Any monk diligently striving for Enlightenment is pretty much of necessity going to have more wisdom than the average person, even if they are occasionally raving zealots or seers of religious visions. It may be that the strange monk who has been hounding me from time to time over the past year or so is one of these. I don’t know; but I do suspect that he isn’t a total fool, as he does seem to take Dhamma very seriously. Though of course that is no guarantee of great wisdom. Submitting more than twenty comments to a single blog post, most of them scolding or derogatory, is not exactly a wise course of action. He has been banned again, so you do not see most of his recent sermons and tirades.
This all leads, directly or indirectly, to the question that is the title of this post. And my conclusion, in part, is this: Monks, due to their acknowledgement of what they consider to be the Buddha’s teaching, and their acknowledgement of the importance of virtue, and their efforts to cultivate wisdom, are on average going to be wiser than the average person. Monasticism just for starters weeds out the most hedonistic, unrestrained, and criminal elements and the ones too benighted and confused to give a damn about reality or truth. So the answer to the title question is yes, on average, monks are wiser than laymen. But this certainly does not mean that any monk in particular is wiser than any layman in particular. It’s just a matter of statistics.

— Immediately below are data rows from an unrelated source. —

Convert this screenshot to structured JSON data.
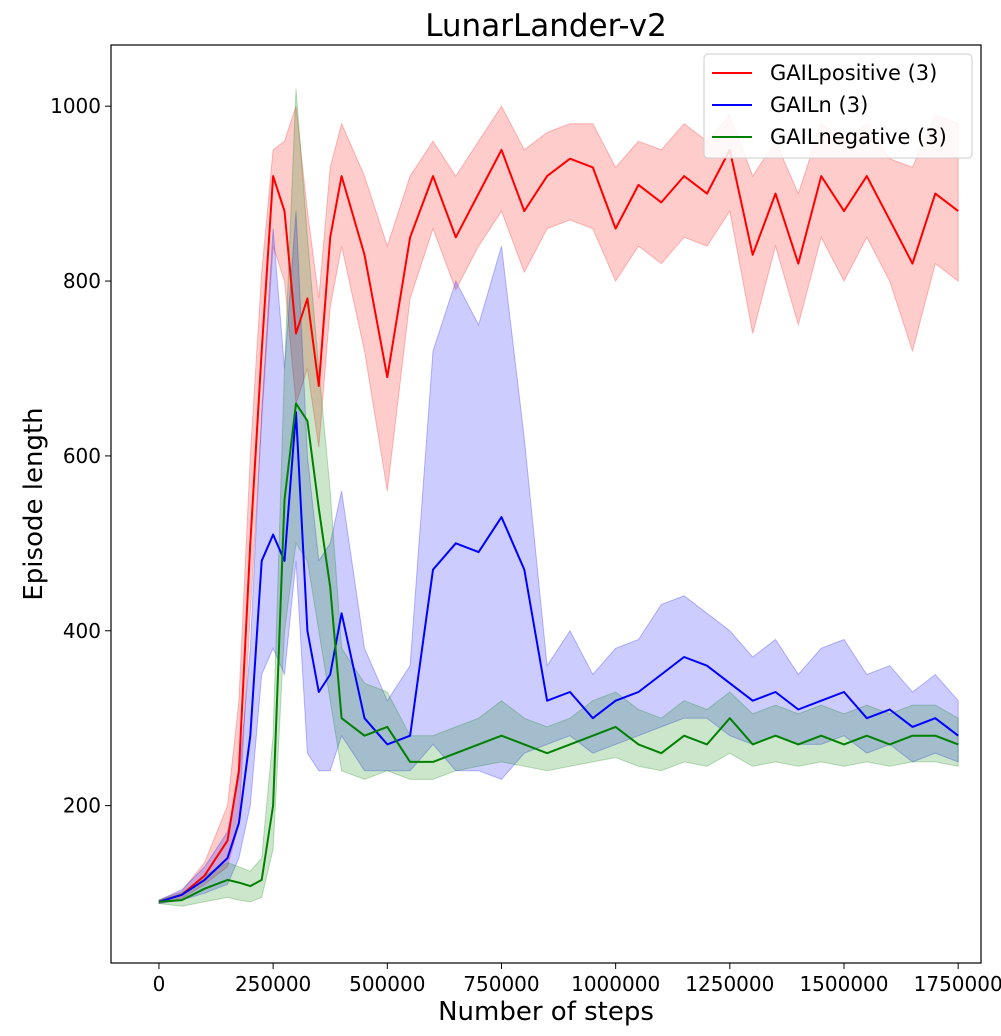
{
  "chart_data": {
    "type": "line",
    "title": "LunarLander-v2",
    "xlabel": "Number of steps",
    "ylabel": "Episode length",
    "xlim": [
      -105000,
      1800000
    ],
    "ylim": [
      20,
      1070
    ],
    "xticks": [
      0,
      250000,
      500000,
      750000,
      1000000,
      1250000,
      1500000,
      1750000
    ],
    "yticks": [
      200,
      400,
      600,
      800,
      1000
    ],
    "grid": false,
    "legend_position": "top-right",
    "series": [
      {
        "name": "GAILpositive (3)",
        "color": "#ff0000",
        "band_color": "#ff0000",
        "x": [
          0,
          50000,
          100000,
          150000,
          175000,
          200000,
          225000,
          250000,
          275000,
          300000,
          325000,
          350000,
          375000,
          400000,
          450000,
          500000,
          550000,
          600000,
          650000,
          700000,
          750000,
          800000,
          850000,
          900000,
          950000,
          1000000,
          1050000,
          1100000,
          1150000,
          1200000,
          1250000,
          1300000,
          1350000,
          1400000,
          1450000,
          1500000,
          1550000,
          1600000,
          1650000,
          1700000,
          1750000
        ],
        "y": [
          90,
          98,
          120,
          160,
          240,
          500,
          720,
          920,
          880,
          740,
          780,
          680,
          850,
          920,
          830,
          690,
          850,
          920,
          850,
          900,
          950,
          880,
          920,
          940,
          930,
          860,
          910,
          890,
          920,
          900,
          950,
          830,
          900,
          820,
          920,
          880,
          920,
          870,
          820,
          900,
          880
        ],
        "lower": [
          88,
          94,
          110,
          130,
          180,
          420,
          640,
          840,
          800,
          660,
          700,
          610,
          770,
          840,
          720,
          560,
          780,
          860,
          790,
          840,
          880,
          810,
          860,
          870,
          860,
          800,
          840,
          820,
          850,
          840,
          880,
          740,
          840,
          750,
          850,
          800,
          850,
          800,
          720,
          820,
          800
        ],
        "upper": [
          92,
          102,
          135,
          200,
          320,
          600,
          810,
          950,
          960,
          1000,
          880,
          780,
          930,
          980,
          920,
          840,
          920,
          960,
          920,
          960,
          1000,
          950,
          970,
          980,
          980,
          930,
          960,
          950,
          980,
          960,
          990,
          920,
          960,
          900,
          980,
          960,
          980,
          940,
          930,
          990,
          980
        ]
      },
      {
        "name": "GAILn (3)",
        "color": "#0000ff",
        "band_color": "#0000ff",
        "x": [
          0,
          50000,
          100000,
          150000,
          175000,
          200000,
          225000,
          250000,
          275000,
          300000,
          325000,
          350000,
          375000,
          400000,
          450000,
          500000,
          550000,
          600000,
          650000,
          700000,
          750000,
          800000,
          850000,
          900000,
          950000,
          1000000,
          1050000,
          1100000,
          1150000,
          1200000,
          1250000,
          1300000,
          1350000,
          1400000,
          1450000,
          1500000,
          1550000,
          1600000,
          1650000,
          1700000,
          1750000
        ],
        "y": [
          90,
          98,
          115,
          140,
          180,
          280,
          480,
          510,
          480,
          650,
          400,
          330,
          350,
          420,
          300,
          270,
          280,
          470,
          500,
          490,
          530,
          470,
          320,
          330,
          300,
          320,
          330,
          350,
          370,
          360,
          340,
          320,
          330,
          310,
          320,
          330,
          300,
          310,
          290,
          300,
          280
        ],
        "lower": [
          88,
          92,
          100,
          110,
          140,
          200,
          350,
          380,
          350,
          480,
          260,
          240,
          240,
          280,
          240,
          240,
          240,
          270,
          240,
          240,
          230,
          260,
          270,
          280,
          260,
          270,
          280,
          290,
          300,
          300,
          280,
          270,
          280,
          270,
          270,
          280,
          260,
          270,
          250,
          260,
          250
        ],
        "upper": [
          92,
          104,
          130,
          170,
          230,
          380,
          650,
          860,
          700,
          880,
          600,
          480,
          500,
          560,
          380,
          320,
          360,
          720,
          800,
          750,
          840,
          620,
          360,
          400,
          350,
          380,
          390,
          430,
          440,
          420,
          400,
          370,
          390,
          350,
          380,
          390,
          350,
          360,
          330,
          350,
          320
        ]
      },
      {
        "name": "GAILnegative (3)",
        "color": "#008000",
        "band_color": "#008000",
        "x": [
          0,
          50000,
          100000,
          150000,
          175000,
          200000,
          225000,
          250000,
          275000,
          300000,
          325000,
          350000,
          375000,
          400000,
          450000,
          500000,
          550000,
          600000,
          650000,
          700000,
          750000,
          800000,
          850000,
          900000,
          950000,
          1000000,
          1050000,
          1100000,
          1150000,
          1200000,
          1250000,
          1300000,
          1350000,
          1400000,
          1450000,
          1500000,
          1550000,
          1600000,
          1650000,
          1700000,
          1750000
        ],
        "y": [
          90,
          92,
          105,
          115,
          112,
          108,
          115,
          200,
          550,
          660,
          640,
          540,
          450,
          300,
          280,
          290,
          250,
          250,
          260,
          270,
          280,
          270,
          260,
          270,
          280,
          290,
          270,
          260,
          280,
          270,
          300,
          270,
          280,
          270,
          280,
          270,
          280,
          270,
          280,
          280,
          270
        ],
        "lower": [
          88,
          85,
          90,
          95,
          92,
          90,
          95,
          150,
          400,
          500,
          480,
          400,
          320,
          240,
          230,
          240,
          230,
          230,
          240,
          245,
          250,
          245,
          240,
          245,
          250,
          255,
          245,
          240,
          250,
          245,
          260,
          245,
          250,
          245,
          250,
          245,
          250,
          245,
          250,
          250,
          245
        ],
        "upper": [
          92,
          100,
          120,
          135,
          130,
          125,
          140,
          280,
          700,
          1020,
          850,
          700,
          560,
          380,
          340,
          330,
          280,
          280,
          290,
          300,
          320,
          300,
          290,
          300,
          320,
          330,
          310,
          300,
          320,
          310,
          330,
          305,
          315,
          305,
          315,
          305,
          315,
          305,
          315,
          315,
          300
        ]
      }
    ]
  }
}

Let’s say that a monk is a thousand times more likely to become enlightened than a layman—setting aside partisan claims that only monks can attain enlightenment, or that only believers in (state your religion here) have any hope of avoiding darkness and hell—even so, there may be ten thousand laypeople for every monastic in this world. So let’s go with the wild guess that 1) a monk is a thousand times more likely to become enlightened, and 2) there are ten thousand times more laypeople than monks. Well, there would still be ten times as many enlightened laypeople as enlightened monks. For various reasons, monasticism is not well suited to some people who otherwise are on the path of wisdom and virtue. Some people thrive under difficulty, it compels them to strive harder, and being a layman, especially nowadays, can be much more difficult than living in a peaceful monastery. Monks have fewer distractions, but they also have fewer challenges; and for some, fewness of challenges is less important than fewness of distractions. Mindfulness especially can be practiced under almost any circumstance.
It is true, I think, that the practice of jhana is much more difficult for laypeople, because calming the mind to crystal-clear silence requires VERY few distractions. But the path of mindfulness is still there for laypeople even if they can’t sit in a state of perfect tranquillity, and I am fairly sure that fourth jhana is not really necessary for enlightenment, though if it can be mastered it is a very great help. But then again, even most monks never attain jhana. And many who think they have have just hypnotized themselves and can’t tell the difference.